Other health officials included in the event were Dr. Marcella Nunez-Smith, who will lead a Covid-19 equity task force, and Jeffrey D. Zients, the incoming coordinator of the Covid-19 response.

It was a much more upbeat message at an auditorium near the White House, where Mr. Trump packed industry officials and members of his administration — most of them wearing masks — for a “vaccine summit” to celebrate the expected approval of a vaccine by the Food and Drug Administration this week.

The dueling scenes came as Britain began vaccinating people in the wake of that country’s approval of the Pfizer-BioNTech vaccine — the same one on the verge of approval in the United States. In Britain, scenes of people receiving the first doses of the vaccine dominated television coverage offering a bit of good news in the fight against the virus.

Asked why he had not included members of Mr. Biden’s transition team in the summit to ensure smooth delivery of the vaccine by the next administration, Mr. Trump again complained, without evidence, that people had tried to “steal” the election and said he hoped the next administration would be “the Trump administration.”

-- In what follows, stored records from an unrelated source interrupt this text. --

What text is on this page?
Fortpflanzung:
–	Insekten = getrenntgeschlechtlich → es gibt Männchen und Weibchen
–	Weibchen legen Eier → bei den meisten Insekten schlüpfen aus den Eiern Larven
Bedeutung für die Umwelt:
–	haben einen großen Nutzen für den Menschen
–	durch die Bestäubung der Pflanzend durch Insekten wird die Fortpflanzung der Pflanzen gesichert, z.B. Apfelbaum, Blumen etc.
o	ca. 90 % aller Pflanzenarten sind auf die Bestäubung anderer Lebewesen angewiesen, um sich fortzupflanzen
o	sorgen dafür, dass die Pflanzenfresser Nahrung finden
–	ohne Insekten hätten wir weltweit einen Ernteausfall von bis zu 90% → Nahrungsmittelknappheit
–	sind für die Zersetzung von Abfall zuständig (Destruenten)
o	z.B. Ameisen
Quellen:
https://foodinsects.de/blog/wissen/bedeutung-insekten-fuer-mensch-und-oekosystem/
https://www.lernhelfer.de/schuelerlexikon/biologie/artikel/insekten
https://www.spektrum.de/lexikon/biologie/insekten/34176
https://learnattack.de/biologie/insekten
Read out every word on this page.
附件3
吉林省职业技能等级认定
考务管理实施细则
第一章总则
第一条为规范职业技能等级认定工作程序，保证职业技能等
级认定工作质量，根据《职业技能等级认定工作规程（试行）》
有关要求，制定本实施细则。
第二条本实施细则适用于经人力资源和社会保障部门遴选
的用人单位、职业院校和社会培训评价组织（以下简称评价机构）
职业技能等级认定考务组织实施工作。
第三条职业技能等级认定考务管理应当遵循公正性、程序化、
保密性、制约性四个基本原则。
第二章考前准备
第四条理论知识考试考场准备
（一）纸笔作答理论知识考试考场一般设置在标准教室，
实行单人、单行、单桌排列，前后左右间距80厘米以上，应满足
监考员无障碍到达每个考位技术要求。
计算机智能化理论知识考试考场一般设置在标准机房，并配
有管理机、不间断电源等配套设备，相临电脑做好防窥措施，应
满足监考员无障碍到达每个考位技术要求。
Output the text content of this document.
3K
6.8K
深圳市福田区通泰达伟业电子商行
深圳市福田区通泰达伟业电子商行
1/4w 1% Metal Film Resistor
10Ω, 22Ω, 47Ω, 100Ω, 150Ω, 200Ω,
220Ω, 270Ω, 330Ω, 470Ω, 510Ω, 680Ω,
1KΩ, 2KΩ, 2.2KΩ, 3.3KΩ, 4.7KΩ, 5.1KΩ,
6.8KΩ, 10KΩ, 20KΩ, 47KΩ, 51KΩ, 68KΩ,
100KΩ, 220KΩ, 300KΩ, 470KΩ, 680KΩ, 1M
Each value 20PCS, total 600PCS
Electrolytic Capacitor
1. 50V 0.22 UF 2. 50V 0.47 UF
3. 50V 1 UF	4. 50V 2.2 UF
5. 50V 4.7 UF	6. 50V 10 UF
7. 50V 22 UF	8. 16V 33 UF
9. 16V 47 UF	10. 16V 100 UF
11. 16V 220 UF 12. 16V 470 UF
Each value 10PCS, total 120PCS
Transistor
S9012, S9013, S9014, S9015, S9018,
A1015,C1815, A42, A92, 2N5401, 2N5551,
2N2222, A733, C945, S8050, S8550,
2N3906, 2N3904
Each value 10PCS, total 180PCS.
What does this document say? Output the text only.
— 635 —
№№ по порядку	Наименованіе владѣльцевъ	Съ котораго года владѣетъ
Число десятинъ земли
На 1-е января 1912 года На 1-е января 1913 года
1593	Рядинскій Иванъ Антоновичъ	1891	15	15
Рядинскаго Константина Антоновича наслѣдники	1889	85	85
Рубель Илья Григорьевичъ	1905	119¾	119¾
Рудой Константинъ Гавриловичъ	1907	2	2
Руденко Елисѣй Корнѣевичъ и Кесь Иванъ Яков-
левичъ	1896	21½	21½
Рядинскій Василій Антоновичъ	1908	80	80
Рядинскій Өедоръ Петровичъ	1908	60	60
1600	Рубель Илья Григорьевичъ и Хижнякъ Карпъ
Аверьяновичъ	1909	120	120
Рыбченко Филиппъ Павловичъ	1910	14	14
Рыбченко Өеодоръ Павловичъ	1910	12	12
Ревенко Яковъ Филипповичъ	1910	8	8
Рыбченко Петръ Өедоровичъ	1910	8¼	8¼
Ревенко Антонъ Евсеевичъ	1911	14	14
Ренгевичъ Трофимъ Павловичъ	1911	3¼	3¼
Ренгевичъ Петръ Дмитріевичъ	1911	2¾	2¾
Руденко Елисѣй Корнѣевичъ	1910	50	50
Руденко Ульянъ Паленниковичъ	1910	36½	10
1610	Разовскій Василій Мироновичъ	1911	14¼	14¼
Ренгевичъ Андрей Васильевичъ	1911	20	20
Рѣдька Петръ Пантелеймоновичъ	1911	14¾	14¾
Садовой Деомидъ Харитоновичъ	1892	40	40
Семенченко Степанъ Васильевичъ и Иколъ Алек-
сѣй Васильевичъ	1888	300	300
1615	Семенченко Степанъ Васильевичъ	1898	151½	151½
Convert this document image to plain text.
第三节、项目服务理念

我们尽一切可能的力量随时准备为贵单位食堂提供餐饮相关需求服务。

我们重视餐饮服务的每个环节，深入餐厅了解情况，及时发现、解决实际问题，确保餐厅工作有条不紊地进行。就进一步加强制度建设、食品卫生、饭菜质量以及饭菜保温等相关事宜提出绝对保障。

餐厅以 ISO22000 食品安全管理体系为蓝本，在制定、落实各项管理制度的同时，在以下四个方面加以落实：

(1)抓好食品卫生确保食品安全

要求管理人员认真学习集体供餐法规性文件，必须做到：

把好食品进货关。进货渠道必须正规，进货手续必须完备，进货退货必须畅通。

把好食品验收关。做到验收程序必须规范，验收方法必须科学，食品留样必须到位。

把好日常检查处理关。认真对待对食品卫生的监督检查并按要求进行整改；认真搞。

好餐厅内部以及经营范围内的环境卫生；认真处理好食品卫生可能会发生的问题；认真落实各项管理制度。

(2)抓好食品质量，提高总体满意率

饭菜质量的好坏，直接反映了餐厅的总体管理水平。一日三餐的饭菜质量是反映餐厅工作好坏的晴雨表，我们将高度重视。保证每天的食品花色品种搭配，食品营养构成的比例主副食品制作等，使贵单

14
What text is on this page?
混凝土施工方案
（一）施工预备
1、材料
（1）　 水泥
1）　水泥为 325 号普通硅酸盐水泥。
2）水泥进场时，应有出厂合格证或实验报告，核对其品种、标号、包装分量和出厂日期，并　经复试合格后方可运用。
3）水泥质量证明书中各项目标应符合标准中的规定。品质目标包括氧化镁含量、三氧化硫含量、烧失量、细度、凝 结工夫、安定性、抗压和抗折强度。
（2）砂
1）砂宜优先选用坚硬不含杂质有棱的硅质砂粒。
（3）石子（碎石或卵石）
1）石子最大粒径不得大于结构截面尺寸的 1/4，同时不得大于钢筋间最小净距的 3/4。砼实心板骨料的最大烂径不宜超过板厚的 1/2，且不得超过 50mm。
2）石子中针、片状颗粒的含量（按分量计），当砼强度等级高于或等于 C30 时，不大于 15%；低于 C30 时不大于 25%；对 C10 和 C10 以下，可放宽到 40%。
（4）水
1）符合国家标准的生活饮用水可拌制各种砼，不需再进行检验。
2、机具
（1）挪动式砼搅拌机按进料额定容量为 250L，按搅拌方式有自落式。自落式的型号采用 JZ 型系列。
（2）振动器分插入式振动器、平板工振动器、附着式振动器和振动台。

Mr. Trump, who entered to a recording of “Hail to the Chief” and stood in front of a backdrop with American flags, claimed credit for the vaccine, thanking his White House staff and advisers — though he pointedly excluded Dr. Anthony S. Fauci, the nation’s leading infectious disease specialist, who has been tapped by Mr. Biden to be his chief medical adviser and appeared remotely at the president-elect’s event.

Mr. Trump barely mentioned the surge in cases and deaths across the country in recent weeks, only repeating his longstanding — and false — assertion that the United States only has more cases because it does more testing. The country has shattered record after record as it approaches 300,000 deaths and surpassed 15 million known cases amid a brutal and accelerating surge. As of Monday, the nation recorded the most virus-related deaths over a weeklong period — about 2,200 daily — and an average of more than 201,000 cases a day.